Since biometric data is classified as a ‘special category’ of personal data, employers must satisfy one of the below conditions when rolling out the technology.
- Your data subject (employees) must give explicit consent to the use of biometric authentication
- The biometric security is necessary for the purposes of carrying out obligations and exercising the specific rights of the data controller or of the data subject (employees) in the fields of employment, social security and social protection law
- The processing of biometrics is critical for protecting the vital interests of the data subject
- The processing is necessary for the workplace and exercise of defends of legal claims
- Biometrics is essential for reasons of public interests.

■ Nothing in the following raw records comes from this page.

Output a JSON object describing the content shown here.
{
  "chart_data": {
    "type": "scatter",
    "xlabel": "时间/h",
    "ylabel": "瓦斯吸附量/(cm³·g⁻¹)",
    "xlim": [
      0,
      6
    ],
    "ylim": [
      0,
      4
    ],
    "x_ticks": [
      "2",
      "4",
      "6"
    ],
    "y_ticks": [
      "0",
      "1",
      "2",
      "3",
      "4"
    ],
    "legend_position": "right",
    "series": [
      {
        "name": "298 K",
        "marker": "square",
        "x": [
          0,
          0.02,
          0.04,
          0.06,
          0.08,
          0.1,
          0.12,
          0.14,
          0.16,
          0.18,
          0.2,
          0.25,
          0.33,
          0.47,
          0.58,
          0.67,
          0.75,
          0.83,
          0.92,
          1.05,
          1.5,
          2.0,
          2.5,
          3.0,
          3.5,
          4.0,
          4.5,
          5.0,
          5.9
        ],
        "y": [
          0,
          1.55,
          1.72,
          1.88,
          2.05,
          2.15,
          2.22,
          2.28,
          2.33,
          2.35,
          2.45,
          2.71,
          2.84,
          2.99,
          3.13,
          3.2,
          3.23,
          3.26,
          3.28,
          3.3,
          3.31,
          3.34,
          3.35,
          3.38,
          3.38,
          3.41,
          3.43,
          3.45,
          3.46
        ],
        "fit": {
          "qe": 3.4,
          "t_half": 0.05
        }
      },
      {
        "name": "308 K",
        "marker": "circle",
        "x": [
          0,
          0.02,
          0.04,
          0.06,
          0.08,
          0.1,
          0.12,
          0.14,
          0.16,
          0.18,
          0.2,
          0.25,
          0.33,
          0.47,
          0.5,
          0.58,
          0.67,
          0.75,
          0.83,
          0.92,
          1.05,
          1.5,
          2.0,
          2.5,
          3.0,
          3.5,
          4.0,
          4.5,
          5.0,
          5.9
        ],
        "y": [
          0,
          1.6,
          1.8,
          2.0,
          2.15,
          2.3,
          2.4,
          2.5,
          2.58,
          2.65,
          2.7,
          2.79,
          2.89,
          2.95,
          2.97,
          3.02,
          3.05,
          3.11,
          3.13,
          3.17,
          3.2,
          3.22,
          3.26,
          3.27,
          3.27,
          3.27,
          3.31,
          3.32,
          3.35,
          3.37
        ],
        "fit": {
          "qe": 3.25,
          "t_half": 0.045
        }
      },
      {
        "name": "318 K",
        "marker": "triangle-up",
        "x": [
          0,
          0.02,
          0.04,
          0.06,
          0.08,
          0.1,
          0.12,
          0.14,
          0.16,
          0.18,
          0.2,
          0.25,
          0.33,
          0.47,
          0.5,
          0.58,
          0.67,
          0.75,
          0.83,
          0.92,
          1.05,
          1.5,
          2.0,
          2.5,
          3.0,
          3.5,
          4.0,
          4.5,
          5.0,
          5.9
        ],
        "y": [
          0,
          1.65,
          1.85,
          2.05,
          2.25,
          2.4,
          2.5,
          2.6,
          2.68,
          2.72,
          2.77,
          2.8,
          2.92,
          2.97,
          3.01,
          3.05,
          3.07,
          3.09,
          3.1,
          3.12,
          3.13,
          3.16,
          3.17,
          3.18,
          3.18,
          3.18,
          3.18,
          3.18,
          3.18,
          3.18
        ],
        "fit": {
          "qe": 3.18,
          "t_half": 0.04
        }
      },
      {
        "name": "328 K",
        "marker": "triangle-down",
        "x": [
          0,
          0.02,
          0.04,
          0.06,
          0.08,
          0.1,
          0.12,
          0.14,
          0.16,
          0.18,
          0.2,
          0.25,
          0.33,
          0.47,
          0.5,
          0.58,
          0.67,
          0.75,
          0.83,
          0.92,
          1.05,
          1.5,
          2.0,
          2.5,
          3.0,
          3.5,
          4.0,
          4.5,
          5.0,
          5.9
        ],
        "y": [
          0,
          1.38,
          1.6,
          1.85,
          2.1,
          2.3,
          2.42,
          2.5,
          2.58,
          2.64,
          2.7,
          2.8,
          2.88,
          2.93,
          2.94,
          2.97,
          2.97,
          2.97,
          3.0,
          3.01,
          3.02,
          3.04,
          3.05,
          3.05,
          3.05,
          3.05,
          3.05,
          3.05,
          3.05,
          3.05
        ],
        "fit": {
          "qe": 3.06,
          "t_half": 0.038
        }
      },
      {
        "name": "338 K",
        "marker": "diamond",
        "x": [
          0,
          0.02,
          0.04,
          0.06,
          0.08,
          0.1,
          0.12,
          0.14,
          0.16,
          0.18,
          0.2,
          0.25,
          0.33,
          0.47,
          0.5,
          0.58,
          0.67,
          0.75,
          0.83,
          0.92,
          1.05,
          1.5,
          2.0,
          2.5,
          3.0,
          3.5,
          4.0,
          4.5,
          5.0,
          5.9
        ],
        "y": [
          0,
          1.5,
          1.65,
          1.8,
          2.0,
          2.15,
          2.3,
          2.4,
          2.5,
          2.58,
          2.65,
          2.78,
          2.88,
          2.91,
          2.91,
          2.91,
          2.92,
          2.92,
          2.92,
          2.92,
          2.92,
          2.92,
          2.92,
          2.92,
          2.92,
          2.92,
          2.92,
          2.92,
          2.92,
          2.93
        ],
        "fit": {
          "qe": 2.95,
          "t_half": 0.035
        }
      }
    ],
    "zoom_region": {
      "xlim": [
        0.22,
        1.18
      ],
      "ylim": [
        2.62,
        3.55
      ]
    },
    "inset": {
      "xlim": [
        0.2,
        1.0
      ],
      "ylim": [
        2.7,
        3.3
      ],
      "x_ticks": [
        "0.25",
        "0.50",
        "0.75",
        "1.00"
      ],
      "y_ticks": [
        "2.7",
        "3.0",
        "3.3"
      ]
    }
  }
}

- While the legislation does prohibit the processing of sensitive personal data, it does recognise the advances in biometric authentication. Similarly, there are certain bases to justify its processing, including the explicit consent of employees, the performance of specific contracts or for particular purposes within the company
GDPR compliance is a requisite at all stages of implementing biometric access control systems and security. Seeking HR or legal advice early on is recommended.
If you are considering biometric verification to enhance your security, make sure to be transparent with your employees. Personal information and fingerprint images will not be stored, and the adoption of the technology will only serve to make their working lives easier and more secure. A reader, such as the ievo reader, only utilises a scanned image of a fingerprint to cross-reference with stored templates on a separate ievo control board (installed on the secure side of an access point) to authenticate the user’s identity.
Biometric data has multiple benefits, including easy processing of information – particularly if your business relies on timesheets. You can read more on the advantages of biometric security here.
Ultimately, the GDPR is still an unknown entity and the potential consequences are yet to be fully determined. However, act with transparency and your company can substantially benefit from implementing biometric security.